На проселке их автомобиль разом покрывался грязью — от шоссе до нас метров триста, и эта финальная часть пути подобна стиральной доске. А потом мы наблюдали, как они, с трудом разгибаясь, вылезают из машины, такие крошечные там, внизу. Тетя поправляла юбку, стряхивая с нее крошки, дядя потягивался, делая глубокие вдохи, громко хлопали дверцы машины. А кузены наши все не появлялись, ждали, пока их выпустят, да с таким видом, будто им предстояло окунуться в холодную воду; когда же эти розовощекие мальцы, словно котята, выбирались наконец наружу, то сразу начинали повсюду искать нас. При этом двигались у них только глаза, сами же они стояли как вкопанные, потому что на дворе была слякоть, а им строго-настрого запрещалось пачкать ботинки. И ни разу, ни разу им не пришло в голову взглянуть наверх, будто обнаружить нас там было бы совершенно противоестественно.
Мы сидели втроем на одной ветке — надо сказать, что деревья у нас тут крепкие. Мы — это малыш Том с подведенными углем глазами, Тотор-средний ну и я; у всех троих веки были черными от угля. Иногда нам самим страшно было смотреть друг на друга.
Чтобы дерево особенно не галдело, приходилось ладонью, как пластырем, прикрывать рот малышу Тому. Иначе его замолчать не заставишь. А что до Тотора, среднего, так он в свои двенадцать лет все еще толком не говорил. Он был вроде немого, Тотор, и его молчание дорого нам обходилось. Его таскали по врачам, но он и там продолжал молчать, сводя с ума родителей, которые долгие часы проводили с ним в больничных коридорах в ожидании приема, а доктора с каждым разом все шире разводили руками, но все-таки не лишали нас надежды на чудо — они считали проблему чисто психологической: мол, это у него такой способ противостоять окружающему миру. И желание говорить рано или поздно обязательно к нему вернется.

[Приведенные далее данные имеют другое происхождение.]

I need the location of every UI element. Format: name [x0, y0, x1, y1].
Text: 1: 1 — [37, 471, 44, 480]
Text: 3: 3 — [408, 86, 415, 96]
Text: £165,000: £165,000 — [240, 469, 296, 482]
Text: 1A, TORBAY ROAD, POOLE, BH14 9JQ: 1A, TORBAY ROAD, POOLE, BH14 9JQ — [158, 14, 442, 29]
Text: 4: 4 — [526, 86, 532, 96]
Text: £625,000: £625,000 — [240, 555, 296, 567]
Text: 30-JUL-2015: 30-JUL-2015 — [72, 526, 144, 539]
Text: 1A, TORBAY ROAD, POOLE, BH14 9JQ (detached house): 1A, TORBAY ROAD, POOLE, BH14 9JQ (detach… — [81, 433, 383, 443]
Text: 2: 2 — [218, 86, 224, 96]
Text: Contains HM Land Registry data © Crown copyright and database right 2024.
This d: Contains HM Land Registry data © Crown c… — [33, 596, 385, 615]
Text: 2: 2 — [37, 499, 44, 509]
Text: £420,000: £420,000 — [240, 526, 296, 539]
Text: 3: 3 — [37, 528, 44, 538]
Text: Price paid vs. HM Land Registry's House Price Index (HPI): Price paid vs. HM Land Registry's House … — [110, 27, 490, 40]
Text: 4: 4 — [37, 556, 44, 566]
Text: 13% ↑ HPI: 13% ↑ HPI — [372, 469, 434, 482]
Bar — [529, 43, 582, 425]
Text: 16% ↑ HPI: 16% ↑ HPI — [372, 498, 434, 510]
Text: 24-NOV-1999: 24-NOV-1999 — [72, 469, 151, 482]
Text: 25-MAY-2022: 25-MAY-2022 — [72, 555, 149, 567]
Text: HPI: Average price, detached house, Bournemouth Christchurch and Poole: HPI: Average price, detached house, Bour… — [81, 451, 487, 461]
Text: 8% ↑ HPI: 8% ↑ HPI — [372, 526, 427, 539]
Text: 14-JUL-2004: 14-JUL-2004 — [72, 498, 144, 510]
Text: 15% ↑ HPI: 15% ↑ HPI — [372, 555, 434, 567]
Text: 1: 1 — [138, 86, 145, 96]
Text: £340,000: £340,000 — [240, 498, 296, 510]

А вообще-то классно было иметь такую болезнь, и если бы мы вовремя сообразили, то тоже могли бы ее подхватить, ведь, поскольку Тотор-средний в каком-то смысле почти не существовал, поскольку он был наглухо закрыт для других в своей тайне, его никто никогда не ругал. На него даже голос никогда не повышали. Ему всегда и во всем потакали. А он только и делал, что писал. Даже сидя на дереве, он что-то писал. Но всем было наплевать, что он там себе сочиняет. Может, расписывает жизнь собственной персоны, может, просто черкает всякие каракули или выдумывает какую белиберду — неважно, у нас в семье любопытных не было.
Все вокруг утопало в цветах, и сверху это было видно особенно хорошо. Прежде всего, двор, но не такой, знаете, ухоженный, с беседкой и длинными дорожками, посыпанными гравием. Идти двор был скорее «свободной планировки», из тех, что устроены как попало, просто вытоптанная площадка, отделявшая дом от остального мира. Цветы здесь были посеяны просто так, пригоршнями, без всякого плана и заботы, со смутной надеждой на то, что в один прекрасный день тут вырастет нечто, напоминающее фотографию на пакетике с семенами.
Помимо двора и сада с дерева хорошо просматривались и другие наши владения: обнесенные забором гектары полей на холме, летом зараставшие травой, которая сгнивала потом под снегом. А еще там были стены — говорят, остатки римских фортификационных сооружений, — нагромождения камней, которые возвышались здесь с незапамятных времен и только в последнее время начали разваливаться. В отличие от них наш забор уже давным-давно приказал долго жить — посеревшие колья ломались как хворост. Издалека они были похожи на покосившиеся кладбищенские кресты. А земля, окруженная этим забором, стоила не дороже протянутой между кольями колючей проволоки, которая стала вроде как ядовитая, ибо проржавела настолько, что, оцарапавшись, можно было подхватить столбняк. Бабушка всегда говорила нам держаться подальше от колючей проволоки. Бабуля у нас была суровая, но, видимо, все же не до такой степени, чтобы желать нам столбняка.